Advice from the “Girls”

    1.  Store eggs large end up.

    2.  Store eggs in a plastic container or zip lock bag so they retain their moisture.

    3.  Keep eggs on the bottom refrigerator shelf ... never on the refrigerator door.

    4.  Eggs will taste best when eaten fresh, but they can keep well in the refrigerator for 4-5 weeks.

    5.  Never eat raw, cracked or broken eggs.

 To help us, and the world stay green, please recycle your egg cartons.

 The nutritional value of eggs

 1.  Eggs are an inexpensive, single, complete source of protein (12.5 grams per egg)

 2.  Eggs supply all the amino acids essential for humans.

 3.  Eggs supply a range of necessary vitamins and minerals including vitamins A, B6, B12, and E, riboflavin, folic acid, iron, calcium, phosphorus and potassium. The egg is one of the few foods that naturally contains vitamin D.
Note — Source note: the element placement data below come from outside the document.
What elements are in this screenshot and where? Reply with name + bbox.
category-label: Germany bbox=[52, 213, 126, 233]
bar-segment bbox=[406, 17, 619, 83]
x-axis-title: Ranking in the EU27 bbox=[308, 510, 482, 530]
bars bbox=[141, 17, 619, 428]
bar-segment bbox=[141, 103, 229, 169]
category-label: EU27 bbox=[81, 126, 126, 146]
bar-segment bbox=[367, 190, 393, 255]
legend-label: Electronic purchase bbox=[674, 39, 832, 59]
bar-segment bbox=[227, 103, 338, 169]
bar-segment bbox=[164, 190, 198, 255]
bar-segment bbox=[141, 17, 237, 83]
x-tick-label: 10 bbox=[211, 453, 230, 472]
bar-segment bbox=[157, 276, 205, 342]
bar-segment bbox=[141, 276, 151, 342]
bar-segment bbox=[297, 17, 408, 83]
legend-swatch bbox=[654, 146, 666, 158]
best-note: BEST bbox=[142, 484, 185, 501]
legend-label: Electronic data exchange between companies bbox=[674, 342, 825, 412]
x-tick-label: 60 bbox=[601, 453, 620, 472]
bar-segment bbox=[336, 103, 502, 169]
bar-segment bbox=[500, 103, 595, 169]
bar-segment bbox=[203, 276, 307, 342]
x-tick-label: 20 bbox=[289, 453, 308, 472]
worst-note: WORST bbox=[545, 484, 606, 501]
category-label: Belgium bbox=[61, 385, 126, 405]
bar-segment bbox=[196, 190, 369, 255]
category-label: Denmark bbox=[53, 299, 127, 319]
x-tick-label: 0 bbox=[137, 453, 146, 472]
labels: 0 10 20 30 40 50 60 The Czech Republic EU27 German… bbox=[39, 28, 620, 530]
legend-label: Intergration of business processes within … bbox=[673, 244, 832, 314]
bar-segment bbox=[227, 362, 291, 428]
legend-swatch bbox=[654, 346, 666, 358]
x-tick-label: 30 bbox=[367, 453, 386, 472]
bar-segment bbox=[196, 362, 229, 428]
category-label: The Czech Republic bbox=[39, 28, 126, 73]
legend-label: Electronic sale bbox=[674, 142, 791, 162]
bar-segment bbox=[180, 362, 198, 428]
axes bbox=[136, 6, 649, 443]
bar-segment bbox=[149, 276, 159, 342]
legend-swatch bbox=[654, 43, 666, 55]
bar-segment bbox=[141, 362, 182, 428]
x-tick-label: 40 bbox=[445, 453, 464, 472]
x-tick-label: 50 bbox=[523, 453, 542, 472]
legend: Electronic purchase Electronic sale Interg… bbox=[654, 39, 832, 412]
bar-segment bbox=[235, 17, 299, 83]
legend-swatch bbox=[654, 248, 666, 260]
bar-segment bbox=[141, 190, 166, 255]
 4.  Each egg, with slight variations for size, has about 70 calories, with 40 calories from fat.

 5.  A large yolk contains more than two-thirds of the recommended daily intake of 300-mg. cholesterol. But, the good news: a recent study found that the human body may not absorb much cholesterol from eggs.

   Thank you for your support. North Fork Egg Farm

   Marilyn Pasierb & Matthew Bloch

    In October 2014, the North Fork Egg Farm was asked to participate in the Food Network's New York City Food & Wine Festival. Our eggs were featured in a number of egg dishes prepared by renowned Chef, Sue Torres. The guests were served delicious food made with our eggs while Chef Torres explained the origin of the dishes and how they were prepared. The guests also learned about the day to day operation of our farm. There were many questions about our farm and hens.

     We began the North Fork Egg Farm in 2008 with the goal of creating a small scale, self sustaining operation to produce farm-fresh eggs in an area with a rich agricultural tradition, Southold, New York. We started with 30 chicks, and have grown slowly but steadily to meet increasing demand.We now have 2 breeds and approximately 450 hens. In peak production we get approximately 200 dozen eggs per week which we distribute through local markets, CSA's and restaurants.  

    Our eggs also were chosen by Iron Chef Marc Forgione to be featured on the menu of The Long Island Strong Dinner that was held on July 20, 2015 at All'onda Restaurant in New York City.

  The dinner was a Long Island food themed guest chef dinner to celebrate Long Island.

  The dinner featured our eggs in the Bellerose Village Black Pepper Brioche created by Chef Forgione.

  It was reported that, "The egg dish was the favorite of the night."